The Moody Blues tried to be classical/rock, and so did, in a way, ELO.
One could go on, ad infinitum.
Lastly, there is the question of rock versus "easy listening." My only observation here is that some songs we might today regard as being "easy listening" were once clearly regarded as rock songs. Perceptions change over time.
Update - Thanks to recent input from a correspondent, a few changes have been made - notably, The Police and U-2 are now represented, as they should probably always have been. However, we remain unrepentant for rating The Kinks as highly as we do....
Ten Years After....?
A reader from Denver recently wrote, "I don’t agree totally with your list; it is however, probably more accurate than most I have seen. One song always seems to stand out in my mind as I read these lists.
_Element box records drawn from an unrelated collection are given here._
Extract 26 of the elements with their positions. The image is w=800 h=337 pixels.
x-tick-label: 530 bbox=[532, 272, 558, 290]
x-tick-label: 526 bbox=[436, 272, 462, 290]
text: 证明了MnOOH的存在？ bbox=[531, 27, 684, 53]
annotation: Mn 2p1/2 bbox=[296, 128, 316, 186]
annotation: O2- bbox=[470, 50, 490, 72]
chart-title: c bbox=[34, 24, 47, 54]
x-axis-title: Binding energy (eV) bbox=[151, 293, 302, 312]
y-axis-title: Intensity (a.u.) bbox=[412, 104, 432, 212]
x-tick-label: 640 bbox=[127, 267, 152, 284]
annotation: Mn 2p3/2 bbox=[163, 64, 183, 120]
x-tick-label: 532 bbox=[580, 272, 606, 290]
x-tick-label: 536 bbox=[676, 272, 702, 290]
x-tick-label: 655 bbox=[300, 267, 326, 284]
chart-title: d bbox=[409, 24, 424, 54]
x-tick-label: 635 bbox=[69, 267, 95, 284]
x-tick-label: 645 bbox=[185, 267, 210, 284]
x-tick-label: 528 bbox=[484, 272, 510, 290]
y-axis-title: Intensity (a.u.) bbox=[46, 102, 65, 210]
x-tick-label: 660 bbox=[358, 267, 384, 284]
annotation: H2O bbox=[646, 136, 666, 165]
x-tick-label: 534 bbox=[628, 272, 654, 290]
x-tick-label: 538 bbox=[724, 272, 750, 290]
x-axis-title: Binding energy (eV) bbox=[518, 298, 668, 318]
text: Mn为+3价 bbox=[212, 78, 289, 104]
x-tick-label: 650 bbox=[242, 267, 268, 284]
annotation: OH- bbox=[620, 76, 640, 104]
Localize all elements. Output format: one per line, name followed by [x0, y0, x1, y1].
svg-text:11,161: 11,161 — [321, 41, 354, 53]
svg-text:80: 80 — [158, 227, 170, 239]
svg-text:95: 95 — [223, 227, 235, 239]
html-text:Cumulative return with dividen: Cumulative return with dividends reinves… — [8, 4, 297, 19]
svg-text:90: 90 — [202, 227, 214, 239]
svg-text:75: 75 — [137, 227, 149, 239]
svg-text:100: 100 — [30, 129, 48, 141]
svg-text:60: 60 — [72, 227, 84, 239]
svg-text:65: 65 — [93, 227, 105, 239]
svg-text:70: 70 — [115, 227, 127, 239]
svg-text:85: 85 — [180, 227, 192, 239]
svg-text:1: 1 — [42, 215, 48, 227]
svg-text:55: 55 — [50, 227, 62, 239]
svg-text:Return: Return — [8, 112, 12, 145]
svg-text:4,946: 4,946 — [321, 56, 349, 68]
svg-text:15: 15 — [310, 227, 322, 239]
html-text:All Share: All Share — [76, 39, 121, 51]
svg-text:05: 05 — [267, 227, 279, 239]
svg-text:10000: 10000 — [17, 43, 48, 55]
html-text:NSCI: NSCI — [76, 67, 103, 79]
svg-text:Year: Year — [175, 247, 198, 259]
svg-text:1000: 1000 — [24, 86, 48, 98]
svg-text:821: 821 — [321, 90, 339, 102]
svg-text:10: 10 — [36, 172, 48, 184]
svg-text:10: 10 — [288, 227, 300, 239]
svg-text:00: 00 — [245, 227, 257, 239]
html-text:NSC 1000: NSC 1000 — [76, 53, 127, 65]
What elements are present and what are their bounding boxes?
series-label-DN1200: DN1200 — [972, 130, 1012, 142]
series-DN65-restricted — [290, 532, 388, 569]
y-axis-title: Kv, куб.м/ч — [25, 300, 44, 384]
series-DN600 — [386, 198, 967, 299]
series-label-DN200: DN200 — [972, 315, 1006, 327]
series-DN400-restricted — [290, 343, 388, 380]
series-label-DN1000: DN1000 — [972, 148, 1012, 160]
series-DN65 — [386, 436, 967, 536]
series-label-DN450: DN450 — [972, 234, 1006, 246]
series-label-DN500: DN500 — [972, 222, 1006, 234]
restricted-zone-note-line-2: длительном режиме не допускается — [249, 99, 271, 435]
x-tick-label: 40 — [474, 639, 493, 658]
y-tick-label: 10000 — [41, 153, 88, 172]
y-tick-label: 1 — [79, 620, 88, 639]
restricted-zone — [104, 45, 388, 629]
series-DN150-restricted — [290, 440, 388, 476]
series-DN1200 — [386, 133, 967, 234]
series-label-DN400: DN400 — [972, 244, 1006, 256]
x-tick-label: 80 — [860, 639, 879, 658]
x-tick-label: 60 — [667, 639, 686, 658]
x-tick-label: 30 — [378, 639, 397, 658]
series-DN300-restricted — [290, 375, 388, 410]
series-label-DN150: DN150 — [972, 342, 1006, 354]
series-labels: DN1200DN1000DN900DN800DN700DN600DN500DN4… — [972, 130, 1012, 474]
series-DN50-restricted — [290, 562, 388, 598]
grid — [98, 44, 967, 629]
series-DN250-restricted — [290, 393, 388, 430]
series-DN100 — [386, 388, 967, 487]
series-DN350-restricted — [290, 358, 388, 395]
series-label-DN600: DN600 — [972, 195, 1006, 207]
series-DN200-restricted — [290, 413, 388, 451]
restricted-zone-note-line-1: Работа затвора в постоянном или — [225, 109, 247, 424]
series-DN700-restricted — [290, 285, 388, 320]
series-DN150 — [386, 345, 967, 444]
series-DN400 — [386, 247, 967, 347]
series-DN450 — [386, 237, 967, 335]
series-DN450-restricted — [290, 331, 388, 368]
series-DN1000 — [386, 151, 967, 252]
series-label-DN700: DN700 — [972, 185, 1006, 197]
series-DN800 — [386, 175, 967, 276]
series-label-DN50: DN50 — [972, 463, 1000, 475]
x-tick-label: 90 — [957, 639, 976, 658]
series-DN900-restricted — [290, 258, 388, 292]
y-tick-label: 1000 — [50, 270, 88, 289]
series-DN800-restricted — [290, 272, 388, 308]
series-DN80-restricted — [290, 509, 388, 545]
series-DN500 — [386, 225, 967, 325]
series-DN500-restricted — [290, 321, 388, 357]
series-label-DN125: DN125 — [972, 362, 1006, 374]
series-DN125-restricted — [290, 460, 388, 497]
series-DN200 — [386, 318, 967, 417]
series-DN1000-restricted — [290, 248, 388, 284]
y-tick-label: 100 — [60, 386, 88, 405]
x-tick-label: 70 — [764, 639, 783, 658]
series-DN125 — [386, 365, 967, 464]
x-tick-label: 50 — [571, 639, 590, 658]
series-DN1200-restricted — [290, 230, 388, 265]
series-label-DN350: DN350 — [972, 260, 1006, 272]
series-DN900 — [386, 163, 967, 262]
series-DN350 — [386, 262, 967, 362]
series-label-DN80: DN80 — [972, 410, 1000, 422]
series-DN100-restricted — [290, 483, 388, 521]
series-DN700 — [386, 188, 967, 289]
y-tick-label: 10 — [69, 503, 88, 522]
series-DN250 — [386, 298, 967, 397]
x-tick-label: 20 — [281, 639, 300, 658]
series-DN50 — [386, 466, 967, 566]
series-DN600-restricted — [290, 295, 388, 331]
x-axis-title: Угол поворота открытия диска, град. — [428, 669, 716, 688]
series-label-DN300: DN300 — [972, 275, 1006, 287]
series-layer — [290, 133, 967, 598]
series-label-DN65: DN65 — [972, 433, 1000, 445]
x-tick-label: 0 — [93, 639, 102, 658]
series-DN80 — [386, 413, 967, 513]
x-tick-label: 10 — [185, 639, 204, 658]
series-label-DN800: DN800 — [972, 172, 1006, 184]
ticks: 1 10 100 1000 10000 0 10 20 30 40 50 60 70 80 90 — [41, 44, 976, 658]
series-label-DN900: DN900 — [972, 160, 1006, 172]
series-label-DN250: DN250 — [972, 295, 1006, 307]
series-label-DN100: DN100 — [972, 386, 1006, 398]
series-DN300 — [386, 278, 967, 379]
That is “I’d Love to Change the World” by Ten Years After. I don’t find it on many lists and did not find it on yours. I think that song rocks pretty hard and is a great anthem of that time as well." This is a good point, and brought to mind Ten Years After's other great song, "I'm Going Home," which was probably one of the better tunes performed at Woodstock. I didn't change the list to add Ten Years After (at least not yet), but the group certainly deserves to be remembered more than it is today, and you couldn't really go wrong adding a few of their songs to your iPod. Thanks to J.Y. for the memory jog.
It's More Than a Feeling
I was in a fairly mellow (some might say comatose) mood when I first made up the list years ago, and over time most of the not-really-anything-remotely-like-rock songs on the list from that early period have been removed and replaced. So I was surprised when reader S.B. wrote and said, "Pretty good list, but Bread and Melanie don't belong on it." Bread? Melanie? Still there? (If you're curious, the two songs were "Lost Without Your Love" and "Lay Down, Lay Down," respectively.) S.B. suggested three possible replacements, the first two of which are now on the list: "More Than a Feeling," by Boston; "All Along the Watchtower," by Hendrix; and "Who Are You," by the Who. The Who are already fairly well represented on the list, they were never great musicians anyway, and I just simply liked the first two choices better. Thanks, S.B.!
Long, Cool Woman
Reader A.S. wrote in to suggest the Hollies' "Long Cool Woman in a Black Dress," and I thought, "That must be on the list - it's a great song!" But it wasn't, so I added it, replacing Aretha Franklin's "Respect," which is also a fine song, but technically R&B and not rock. Thanks, A.S.!
More Changes, End of 2009 . . .
Maybe it's age, but more and more I've been going back to the Sixties when listening to music. A group of younger coworkers tried to place me music-wise recently with, "I guess you were into the Beatles, huh?" It was hard to get across to them that, while the Beatles were indeed big in the Sixties, there was so much going on musically besides the Fab Four. So anyway, I've made some changes on the list. I took out the Kinks' Lola from Spot 40 (great song, but the Kinks are already very well-represented on the list), and replaced it with The Left Banke's Walk Away Renee (not Just Walk Away Renee, which I always thought was the title). Someone once told me that the original members of the Left Banke were from Glen Oaks in Queens, New York, where I spent my adolescent years, but that's another story, and not the reason I put the song on the list.
I also changed out Spot 57, replacing the Yardbirds' For Your Love (great song) with the Yardbirds' Heart Full of Soul (perhaps greater song). If you're into the Yardbirds - and as a rock aficionado, it would be hard not to be - be sure to also give a listen to their song, Over, Under, Sideways, Down. I'd listened to Elvis and others as a small child, but Over, Under, Sideways, Down was the first song that really made an impression on me. (The second was Eve of Destruction. My parents despaired.)